Recent history shows that as resources are squeezed, many states are unable or unwilling to prioritize vulnerable populations. Most Medicaid expansion states were in a position to increase coverage only because of significant federal matching. Without such support, states have generally opted to provide only limited benefits to people who are traditionally ineligible for Medicaid, and several states have established highly restrictive eligibility criteria. Economic downturns can create added challenges for states as tax revenues decrease while unemployment and enrollment in Medicaid increase. According to the U.S. Government Accountability Office (GAO), during the nation’s last recession, Medicaid enrollment grew by 14.2 percent from October 2007 through February 2010. During the same period, total Medicaid expenditures grew nearly 21 percent, from $332.2 billion in 2007 to $401.5 billion in 2010.
To reduce program spending, the GAO noted, states generally make certain changes to their Medicaid programs, such as altering payments to providers, limiting eligibility, eliminating optional services, or reducing the amount, duration, or scope of services covered. Even as need rose, states cut funding for a range of services by 4.2 percent in fiscal year 2009 and an additional 6.8 percent in 2010, according to estimates by the National Association of State Budget Officers (NASBO). In 2011, two-thirds of states cut provider payments, and 18 states reduced Medicaid benefits. The recession of 2009–2012 resulted in losses of over $4 billion from public behavioral health systems across the country, losses from which they have still not fully recovered.
Most states have allocated resources to support housing assistance for low-income populations. A report prepared by the Technical Assistance Collaborative in 2014 indicated that 34 states offer some type of rental assistance or homelessness prevention funds (e.g. security deposits). However, there is wide variation in the number of individuals such programs can support, and program funding tends to fluctuate annually due to state budget pressures. Indeed, a NASBO survey conducted in the fall of 2016 indicated that in 24 states, general fund revenues for 2017 are coming in below projections, the greatest number of states expecting revenue shortfalls at this time in the fiscal year since 2010. Nineteen states reported net mid-year budget reductions in fiscal 2016, a historically high number outside of a recession period.

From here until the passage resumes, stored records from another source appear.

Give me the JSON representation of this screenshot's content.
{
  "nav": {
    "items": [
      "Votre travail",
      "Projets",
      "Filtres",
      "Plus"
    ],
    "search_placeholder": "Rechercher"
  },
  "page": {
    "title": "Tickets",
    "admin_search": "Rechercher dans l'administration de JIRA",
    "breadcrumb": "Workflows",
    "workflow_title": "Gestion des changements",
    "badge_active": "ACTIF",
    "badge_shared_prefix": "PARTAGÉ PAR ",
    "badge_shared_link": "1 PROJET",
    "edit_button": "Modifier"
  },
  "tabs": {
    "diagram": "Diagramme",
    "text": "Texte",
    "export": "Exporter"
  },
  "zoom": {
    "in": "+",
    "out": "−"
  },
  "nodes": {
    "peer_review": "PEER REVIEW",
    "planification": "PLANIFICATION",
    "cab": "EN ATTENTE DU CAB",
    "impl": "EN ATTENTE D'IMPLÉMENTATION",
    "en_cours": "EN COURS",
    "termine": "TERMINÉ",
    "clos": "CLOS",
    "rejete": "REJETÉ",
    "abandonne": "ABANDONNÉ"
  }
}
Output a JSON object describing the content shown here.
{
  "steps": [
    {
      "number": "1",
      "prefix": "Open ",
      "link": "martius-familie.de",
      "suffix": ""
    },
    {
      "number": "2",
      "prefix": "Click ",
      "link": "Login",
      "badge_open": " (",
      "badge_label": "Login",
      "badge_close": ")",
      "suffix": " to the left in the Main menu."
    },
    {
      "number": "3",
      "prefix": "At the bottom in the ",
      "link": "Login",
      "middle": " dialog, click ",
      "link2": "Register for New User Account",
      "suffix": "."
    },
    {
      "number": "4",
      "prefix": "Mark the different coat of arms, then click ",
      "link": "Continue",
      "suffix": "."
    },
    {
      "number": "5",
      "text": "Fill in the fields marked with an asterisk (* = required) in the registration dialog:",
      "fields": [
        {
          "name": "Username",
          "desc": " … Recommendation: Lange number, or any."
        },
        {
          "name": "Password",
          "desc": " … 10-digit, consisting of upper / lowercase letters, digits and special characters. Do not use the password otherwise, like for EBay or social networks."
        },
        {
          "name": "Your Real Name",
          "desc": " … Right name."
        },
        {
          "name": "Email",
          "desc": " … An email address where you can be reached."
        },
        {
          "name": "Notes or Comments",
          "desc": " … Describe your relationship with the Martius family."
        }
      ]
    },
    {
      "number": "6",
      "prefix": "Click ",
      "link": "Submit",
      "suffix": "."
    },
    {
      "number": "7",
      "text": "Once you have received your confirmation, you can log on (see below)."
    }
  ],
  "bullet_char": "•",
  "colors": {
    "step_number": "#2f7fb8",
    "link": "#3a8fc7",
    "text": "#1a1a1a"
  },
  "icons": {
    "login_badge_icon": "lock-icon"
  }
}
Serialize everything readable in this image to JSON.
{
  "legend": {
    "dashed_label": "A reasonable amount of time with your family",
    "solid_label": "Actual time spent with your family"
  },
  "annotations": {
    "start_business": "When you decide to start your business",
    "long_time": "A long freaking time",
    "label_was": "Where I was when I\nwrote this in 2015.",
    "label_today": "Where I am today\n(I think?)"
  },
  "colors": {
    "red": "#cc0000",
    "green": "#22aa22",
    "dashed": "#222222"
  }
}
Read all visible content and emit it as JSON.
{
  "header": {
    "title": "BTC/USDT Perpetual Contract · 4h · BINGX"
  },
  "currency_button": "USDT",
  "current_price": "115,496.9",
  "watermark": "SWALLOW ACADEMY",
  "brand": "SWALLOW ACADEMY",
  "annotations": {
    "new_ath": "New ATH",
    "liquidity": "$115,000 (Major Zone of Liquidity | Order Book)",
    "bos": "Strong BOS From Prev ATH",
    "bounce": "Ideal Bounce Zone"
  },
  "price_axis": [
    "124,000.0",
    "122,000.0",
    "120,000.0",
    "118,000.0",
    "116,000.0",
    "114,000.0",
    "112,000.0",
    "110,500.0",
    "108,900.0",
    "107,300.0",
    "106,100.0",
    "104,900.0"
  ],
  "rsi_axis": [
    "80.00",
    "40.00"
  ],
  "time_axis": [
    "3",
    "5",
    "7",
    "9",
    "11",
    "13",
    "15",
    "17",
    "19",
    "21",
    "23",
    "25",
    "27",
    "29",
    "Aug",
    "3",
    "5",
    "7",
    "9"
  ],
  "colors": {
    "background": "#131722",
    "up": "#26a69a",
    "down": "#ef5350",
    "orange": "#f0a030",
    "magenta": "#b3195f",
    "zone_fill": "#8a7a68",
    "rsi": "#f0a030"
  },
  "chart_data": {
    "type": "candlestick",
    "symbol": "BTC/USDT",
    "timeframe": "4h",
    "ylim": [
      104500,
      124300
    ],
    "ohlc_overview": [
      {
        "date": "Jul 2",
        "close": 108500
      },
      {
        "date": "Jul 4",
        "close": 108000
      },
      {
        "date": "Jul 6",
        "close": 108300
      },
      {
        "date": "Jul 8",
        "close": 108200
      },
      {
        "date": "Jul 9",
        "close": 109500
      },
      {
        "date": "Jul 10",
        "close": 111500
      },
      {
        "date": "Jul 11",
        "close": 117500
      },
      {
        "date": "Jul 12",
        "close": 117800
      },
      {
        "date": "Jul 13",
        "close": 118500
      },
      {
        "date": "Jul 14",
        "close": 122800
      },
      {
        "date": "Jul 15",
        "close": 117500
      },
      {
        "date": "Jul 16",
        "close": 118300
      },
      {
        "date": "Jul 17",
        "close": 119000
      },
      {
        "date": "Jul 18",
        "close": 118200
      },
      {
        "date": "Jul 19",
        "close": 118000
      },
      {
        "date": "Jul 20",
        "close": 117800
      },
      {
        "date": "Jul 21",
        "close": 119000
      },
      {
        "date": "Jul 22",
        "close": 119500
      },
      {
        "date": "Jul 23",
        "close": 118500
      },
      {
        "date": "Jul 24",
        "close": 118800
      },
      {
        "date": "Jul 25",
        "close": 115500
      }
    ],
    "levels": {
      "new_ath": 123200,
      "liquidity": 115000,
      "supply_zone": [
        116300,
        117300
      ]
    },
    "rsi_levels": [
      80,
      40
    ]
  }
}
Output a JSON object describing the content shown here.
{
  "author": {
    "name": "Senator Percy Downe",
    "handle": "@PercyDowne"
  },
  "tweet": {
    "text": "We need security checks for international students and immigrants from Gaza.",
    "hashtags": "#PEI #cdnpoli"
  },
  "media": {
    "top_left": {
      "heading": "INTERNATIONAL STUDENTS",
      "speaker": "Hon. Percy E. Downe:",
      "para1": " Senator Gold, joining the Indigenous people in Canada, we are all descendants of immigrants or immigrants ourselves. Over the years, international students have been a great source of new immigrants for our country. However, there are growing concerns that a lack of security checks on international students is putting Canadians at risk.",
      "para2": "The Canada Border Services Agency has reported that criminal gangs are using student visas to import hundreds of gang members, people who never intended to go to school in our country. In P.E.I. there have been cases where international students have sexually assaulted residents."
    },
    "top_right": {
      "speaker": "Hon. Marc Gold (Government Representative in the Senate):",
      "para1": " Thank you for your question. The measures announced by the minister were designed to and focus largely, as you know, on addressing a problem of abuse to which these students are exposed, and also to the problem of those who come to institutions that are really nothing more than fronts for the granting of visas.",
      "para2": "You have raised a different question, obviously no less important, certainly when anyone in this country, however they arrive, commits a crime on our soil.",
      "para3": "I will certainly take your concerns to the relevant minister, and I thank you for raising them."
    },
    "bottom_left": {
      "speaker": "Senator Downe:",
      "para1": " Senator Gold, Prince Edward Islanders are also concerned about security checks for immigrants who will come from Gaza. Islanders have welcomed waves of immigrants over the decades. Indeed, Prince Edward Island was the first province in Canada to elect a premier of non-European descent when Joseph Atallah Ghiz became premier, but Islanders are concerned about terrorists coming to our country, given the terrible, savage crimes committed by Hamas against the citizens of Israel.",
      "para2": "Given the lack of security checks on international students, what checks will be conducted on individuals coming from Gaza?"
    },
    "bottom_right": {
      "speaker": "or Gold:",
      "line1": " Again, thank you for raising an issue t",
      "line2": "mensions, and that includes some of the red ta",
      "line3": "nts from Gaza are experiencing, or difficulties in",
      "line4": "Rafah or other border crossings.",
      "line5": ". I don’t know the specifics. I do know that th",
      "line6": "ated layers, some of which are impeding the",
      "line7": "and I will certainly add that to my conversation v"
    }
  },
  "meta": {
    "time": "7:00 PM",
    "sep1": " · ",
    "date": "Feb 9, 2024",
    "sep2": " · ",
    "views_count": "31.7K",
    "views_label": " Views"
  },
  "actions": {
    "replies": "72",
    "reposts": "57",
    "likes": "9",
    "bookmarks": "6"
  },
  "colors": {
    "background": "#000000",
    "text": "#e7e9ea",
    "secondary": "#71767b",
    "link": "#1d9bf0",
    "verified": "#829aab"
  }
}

There is indisputable evidence that the availability of health insurance and access to health care and affordable housing improve people's lives. As lawmakers contemplate dramatic reductions that will hurt people and economically burden states, we find ourselves at a pivotal point. There is little evidence to suggest that state governments can or will assume the financial responsibility offloaded by the federal government under current proposals. Yet, it is state and local budgets that must absorb the preventable economic consequences when individuals engage costly, crisis-oriented health care, correctional, and homelessness systems. Federal policymakers must understand that a cost shift to states under the guise of flexibility and efficiency will have dramatic and unfortunate consequences for vulnerable individuals and their families.